One is the well-known documentary film titled “The Salt of the Earth”, which portrays the life and art of the Brazilian photographer Sebastião Salgado. With his vivid camera angles he has been exposing the horrible conditions of famine and the refugee situation in Africa and South America. When he felt utterly helpless as an artist or a human being after confronting these disastrous scenes over many years, he went back to his home town and started to plant trees on land which had already been destroyed. He finally turned that wasteland into a forest. It really looked like a miracle. He said he was healed by the land and the earth. 

The other is the multidisciplinary performance “Guayabo” by a UK-based Venezuelan emerging artist. It deals with the current situation of her devastated home country, and she shares her acute feelings about her country and prays for safety of her family with the audience, encouraging understanding and participation through various methods of communication such as video clips and an interactive messaging service during the show. Maybe this is the only thing she could do for her family and her country as an artist.

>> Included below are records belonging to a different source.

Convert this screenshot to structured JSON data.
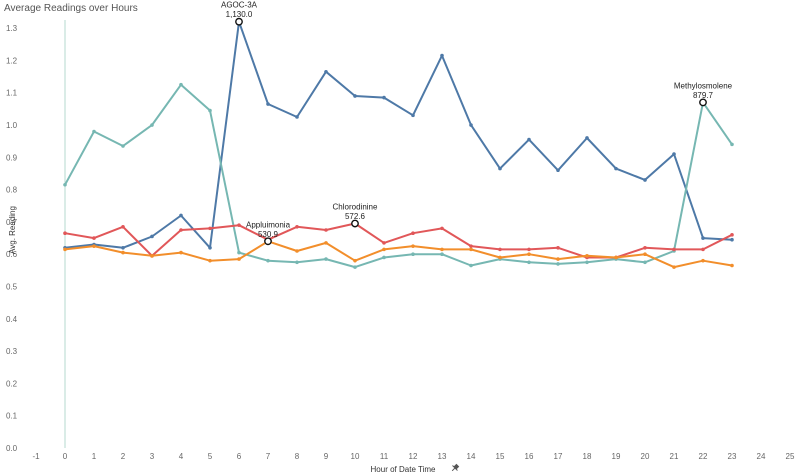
{
  "chart_data": {
    "type": "line",
    "title": "Average Readings over Hours",
    "xlabel": "Hour of Date Time",
    "ylabel": "Avg. Reading",
    "xlim": [
      -1,
      25
    ],
    "ylim": [
      0,
      1.35
    ],
    "x_ticks": [
      -1,
      0,
      1,
      2,
      3,
      4,
      5,
      6,
      7,
      8,
      9,
      10,
      11,
      12,
      13,
      14,
      15,
      16,
      17,
      18,
      19,
      20,
      21,
      22,
      23,
      24,
      25
    ],
    "y_ticks": [
      0.0,
      0.1,
      0.2,
      0.3,
      0.4,
      0.5,
      0.6,
      0.7,
      0.8,
      0.9,
      1.0,
      1.1,
      1.2,
      1.3
    ],
    "grid": false,
    "x": [
      0,
      1,
      2,
      3,
      4,
      5,
      6,
      7,
      8,
      9,
      10,
      11,
      12,
      13,
      14,
      15,
      16,
      17,
      18,
      19,
      20,
      21,
      22,
      23
    ],
    "series": [
      {
        "color": "#4e79a7",
        "values": [
          0.62,
          0.63,
          0.62,
          0.655,
          0.72,
          0.62,
          1.32,
          1.065,
          1.025,
          1.165,
          1.09,
          1.085,
          1.03,
          1.215,
          1.0,
          0.865,
          0.955,
          0.86,
          0.96,
          0.865,
          0.83,
          0.91,
          0.65,
          0.645
        ]
      },
      {
        "color": "#76b7b2",
        "values": [
          0.815,
          0.98,
          0.935,
          1.0,
          1.125,
          1.045,
          0.605,
          0.58,
          0.575,
          0.585,
          0.56,
          0.59,
          0.6,
          0.6,
          0.565,
          0.585,
          0.575,
          0.57,
          0.575,
          0.585,
          0.575,
          0.61,
          1.07,
          0.94
        ]
      },
      {
        "color": "#e15759",
        "values": [
          0.665,
          0.65,
          0.685,
          0.595,
          0.675,
          0.68,
          0.69,
          0.645,
          0.685,
          0.675,
          0.695,
          0.635,
          0.665,
          0.68,
          0.625,
          0.615,
          0.615,
          0.62,
          0.59,
          0.59,
          0.62,
          0.615,
          0.615,
          0.66
        ]
      },
      {
        "color": "#f28e2b",
        "values": [
          0.615,
          0.625,
          0.605,
          0.595,
          0.605,
          0.58,
          0.585,
          0.64,
          0.61,
          0.635,
          0.58,
          0.615,
          0.625,
          0.615,
          0.615,
          0.59,
          0.6,
          0.585,
          0.595,
          0.59,
          0.6,
          0.56,
          0.58,
          0.565
        ]
      }
    ],
    "annotations": [
      {
        "series": 0,
        "x": 6,
        "name": "AGOC-3A",
        "value": "1,130.0"
      },
      {
        "series": 3,
        "x": 7,
        "name": "Appluimonia",
        "value": "530.9"
      },
      {
        "series": 2,
        "x": 10,
        "name": "Chlorodinine",
        "value": "572.6"
      },
      {
        "series": 1,
        "x": 22,
        "name": "Methylosmolene",
        "value": "879.7"
      }
    ],
    "zero_line_color": "#b5d9cf"
  },
  "xaxis_pin_icon": "pin-icon"
}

To be honest, these days I’ve frequently frowned upon the fact that the Korean arts are becoming more and more money-driven. I’ve got a bit bored of so-called ‘well-made dramas’ or shiny works of art which sometimes make me murmur, “So, what?” Also I’ve felt tired of and sometimes powerless about the red tape and inherent bureaucracy throughout the actual cultural policies of my country. Those things have made me feel down and kept me suspecting the role of arts and artists. How could we, arts professionals, tackle problematic things like the cut-throat competition between South Korean teenagers, or child poverty under the dictatorship in North Korea? How can the arts improve the situation in Venezuela and what about refugees in Europe? Climate change? Are we really confronting what’s happening now? 

I think the master photographer and the young artist might give an on-going answer to these questions. There could also be more answers. I am anxious to see my friends and colleagues to talk deeply about these things in Kristiansand, or anywhere else we may meet. See you there!